A recent report from the Institute of Tax and Economic Policy (ITEP) shows how undocumented immigrants in Kansas demonstrate their commitment to our state and increase state revenue through the taxes they pay.
New Americans bring their families to the United States to provide a better life for their children and contribute to our culture. The ITEP report explains how undocumented immigrants contribute to state and local economies and how creating a pathway to citizenship would increase economic contributions from the undocumented immigration population.
- Currently, undocumented immigrants residing in Kansas pay nearly $68 million a year in state and local taxes.
- By granting undocumented immigrants full and legal status, Kansas could receive an additional $11 million in state and local taxes annually, creating a nearly $79 million state and local tax contribution from the undocumented immigrant population.

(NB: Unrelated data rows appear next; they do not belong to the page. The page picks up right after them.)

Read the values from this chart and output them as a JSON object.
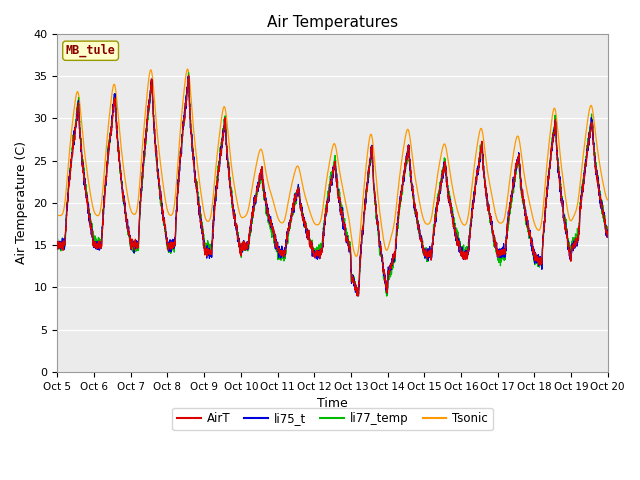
{
  "title": "Air Temperatures",
  "xlabel": "Time",
  "ylabel": "Air Temperature (C)",
  "ylim": [
    0,
    40
  ],
  "yticks": [
    0,
    5,
    10,
    15,
    20,
    25,
    30,
    35,
    40
  ],
  "x_labels": [
    "Oct 5",
    "Oct 6",
    "Oct 7",
    "Oct 8",
    "Oct 9",
    "Oct 10",
    "Oct 11",
    "Oct 12",
    "Oct 13",
    "Oct 14",
    "Oct 15",
    "Oct 16",
    "Oct 17",
    "Oct 18",
    "Oct 19",
    "Oct 20"
  ],
  "station_label": "MB_tule",
  "colors": {
    "AirT": "#dd0000",
    "li75_t": "#0000dd",
    "li77_temp": "#00bb00",
    "Tsonic": "#ff9900"
  },
  "plot_bg": "#ebebeb",
  "legend_entries": [
    "AirT",
    "li75_t",
    "li77_temp",
    "Tsonic"
  ]
}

The report breaks down the tax contributions of undocumented immigrants by tax type and provides some key takeaways.
Pathway to citizenship would double the personal income taxes of undocumented immigrants
While undocumented immigrants pay similar amounts of sales tax compared to immigrants with full legal status, personal income tax contributions could nearly double, from $6 million to $11 million, if this population was granted full legal status. Nationally, it is estimated “at least 50 percent of undocumented immigrant households currently file income tax returns using Individual Tax Identification Numbers (ITINs), and many who do not file income tax returns still have taxes deducted from their paychecks.” If citizenship or programs such as DACA expanded, so too would personal income tax contributions from the new American population.
Property taxes: More than four in 10 undocumented immigrants are homeowners
Interestingly, Kansas has one of the highest homeownership rates among its undocumented immigrant population. More than four in 10 (44 percent) of undocumented immigrants in the state are homeowners. Idaho (44 percent) and New Mexico (45 percent) have similar rates, and all are much higher than the national average (31 percent). With such a high percentage of undocumented immigrants being Kansas homeowners, they are making large economic contributions through property taxes, which help to pay for schools, libraries, community mental health centers, and public safety.

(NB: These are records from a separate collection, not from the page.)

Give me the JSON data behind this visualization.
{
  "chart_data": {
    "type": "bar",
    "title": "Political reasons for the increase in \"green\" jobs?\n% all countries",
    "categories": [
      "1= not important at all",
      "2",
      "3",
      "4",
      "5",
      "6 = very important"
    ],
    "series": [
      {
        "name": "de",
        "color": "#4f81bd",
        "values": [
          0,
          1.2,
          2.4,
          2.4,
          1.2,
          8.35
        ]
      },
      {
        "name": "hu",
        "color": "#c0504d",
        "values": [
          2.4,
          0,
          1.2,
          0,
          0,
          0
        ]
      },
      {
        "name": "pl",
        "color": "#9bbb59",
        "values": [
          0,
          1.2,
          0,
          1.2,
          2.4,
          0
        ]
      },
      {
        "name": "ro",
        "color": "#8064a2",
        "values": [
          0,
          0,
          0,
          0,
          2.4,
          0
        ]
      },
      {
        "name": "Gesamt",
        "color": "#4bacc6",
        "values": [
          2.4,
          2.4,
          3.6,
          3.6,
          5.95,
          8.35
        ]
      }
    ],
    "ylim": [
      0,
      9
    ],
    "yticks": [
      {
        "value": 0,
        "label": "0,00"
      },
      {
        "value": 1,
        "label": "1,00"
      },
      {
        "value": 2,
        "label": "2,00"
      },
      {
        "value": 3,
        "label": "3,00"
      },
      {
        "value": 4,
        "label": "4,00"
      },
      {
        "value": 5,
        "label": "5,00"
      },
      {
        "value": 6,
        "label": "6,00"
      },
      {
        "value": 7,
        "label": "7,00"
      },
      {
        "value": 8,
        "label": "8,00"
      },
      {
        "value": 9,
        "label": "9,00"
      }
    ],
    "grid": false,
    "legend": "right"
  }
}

Undocumented immigrants in Kansas pay a higher effective tax rate than the top 1 percent
Undocumented immigrants in Kansas pay a higher effective tax rate (8.2 percent of their income goes towards state and local taxes) than the national average for undocumented immigrants (8.0 percent). This tax rate is much higher than the average effective tax rate among the top 1 percent of taxpayers (5.4 percent nationally). If undocumented immigrants living in Kansas received full legal status, their wages would likely increase, and their effective tax rate would also increase to an estimated average of 8.7 percent.
Granting full legal status to Dreamers and other similar new American populations strengthens the Kansas economy by providing pathways for previously undocumented young adults, raised and educated in Kansas, to get and keep jobs and contribute to the state’s prosperity. In addition to maintaining DACA, comprehensive immigration reform would not only keep families together and remove barriers facing this population, it would also increase the economic contributions of the undocumented immigrant population.
To strengthen the economy, we need policies such as a clean DACA bill that allow everyone who lives in Kansas to work and participate in our society. Lawmakers should lower barriers to opportunity for aspiring citizens in Kansas and nationwide.
Emily Fetsch is the Kansas Center for Economic Growth’s policy and research analyst.